Interesting but not very convincing imo.
For one thing it's more based around philosophy than an understanding of the underlying technology.
One fundamental error it makes is the assumption that AGI would be "intelligent" in the same way humans are "intelligent." That just because a human cannot do something (the example given is increase the IQ of other humans) this means a hypothetical AGI could not do the same.
Even that analogy is poor, as there's a large body of evidence indicating that IQ is variable depending on your environment. So you can make choices that will ultimately increase the IQ of another human. You can't really do this to an adult but you can with a child.
So going back to our AGI. It will naturally think like a machine, not a human. What a sentient machine would think like is currently a pure hypothetical. But there's no basis for the assumption that it'd think like a human computer programmer, nor that the methods of increasing its intelligence would be any way similar to that of a human.
It is likely fair to assume a sentient computer program would have a superior innate understanding of computing, in the same way we innately understand fellow humans better than other living creatures.
Further, the primary bottleneck, once you've actually brought an AGI into existence, is compute power. An AGI is just software and as long as the compute power is has access to is sufficient, its abilities can be developed and improved over time just like any other software. This stands to reason just based on what we know about how computers work. Indeed this also applies to the ML algorithms used everywhere today.
It is a virtual certainty that computers will keep getting more powerful over time. There may well be debate over how rapidly it'll occur, but look at the explosion of power introduced by the M1 chip after years of stagnation in CPU performance improvements.
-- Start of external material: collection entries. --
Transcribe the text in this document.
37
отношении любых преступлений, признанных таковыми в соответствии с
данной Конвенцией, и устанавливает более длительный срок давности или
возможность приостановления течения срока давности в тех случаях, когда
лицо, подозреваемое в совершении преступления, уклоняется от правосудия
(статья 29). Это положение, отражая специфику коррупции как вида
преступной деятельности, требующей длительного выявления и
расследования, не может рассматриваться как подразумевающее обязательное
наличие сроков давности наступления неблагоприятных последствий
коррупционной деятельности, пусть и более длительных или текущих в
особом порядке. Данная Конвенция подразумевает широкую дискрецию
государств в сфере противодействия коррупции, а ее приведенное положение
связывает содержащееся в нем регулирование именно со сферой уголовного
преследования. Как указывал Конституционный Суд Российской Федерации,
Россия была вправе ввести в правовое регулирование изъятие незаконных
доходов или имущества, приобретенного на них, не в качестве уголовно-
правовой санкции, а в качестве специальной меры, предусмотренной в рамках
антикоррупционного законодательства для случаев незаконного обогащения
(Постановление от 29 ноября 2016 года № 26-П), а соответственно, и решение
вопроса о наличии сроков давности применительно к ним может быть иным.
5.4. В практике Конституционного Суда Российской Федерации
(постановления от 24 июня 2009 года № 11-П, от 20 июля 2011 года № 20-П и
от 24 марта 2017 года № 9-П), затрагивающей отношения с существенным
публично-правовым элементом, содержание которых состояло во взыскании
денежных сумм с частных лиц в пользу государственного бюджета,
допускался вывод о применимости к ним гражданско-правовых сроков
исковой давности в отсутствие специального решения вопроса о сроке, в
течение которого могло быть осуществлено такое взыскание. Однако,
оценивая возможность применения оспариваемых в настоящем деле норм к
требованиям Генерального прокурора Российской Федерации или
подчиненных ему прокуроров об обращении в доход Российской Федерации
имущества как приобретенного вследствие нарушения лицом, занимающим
Engineers seem pretty good at continuing to push the limits of computing performance even as Moore's law gets more and more tricky. Then there's the development of quantum computers which is a whole other thing in and of itself.
One final point:
A few A.I. programs have been designed to play a handful of similar games, but the expected range of inputs and outputs is still extremely narrow. Now, alternatively, suppose that you’re writing an A.I. program and you have no advance knowledge of what type of inputs it can expect or of what form a correct response will take. In that situation, it’s hard to optimize performance, because you have no idea what you’re optimizing for.
I'm sure it is hard, AI is a difficult thing to develop, but DeepMind has already created generalised AI running on specialised ASICs that can learn to play any game - board games, arcade games, etc - at a superhuman level without even knowing the rules, it learns purely by playing against itself.
en.wikipedia.org
There is no pre-programmed algorithm telling it "if this, do that." The NN just learns the rules of whatever game they put in front of it then rapidly is able to defeat any human player.
Given this technology already exists right now, why would a future AGI not be able to apply the same level of rapid learning and self-teaching to programming? If such AI can hypothetically replace human jobs in the future, there's no reason to think programmer wouldn't be one of them, and there's no reason to think an AI would be limited to human level programming skills.
I'd actually go further and say you don't necessarily need an AGI to rapidly develop and improve an AI program. You'd just need a narrow AI that's good at generalised programming and algorithm development.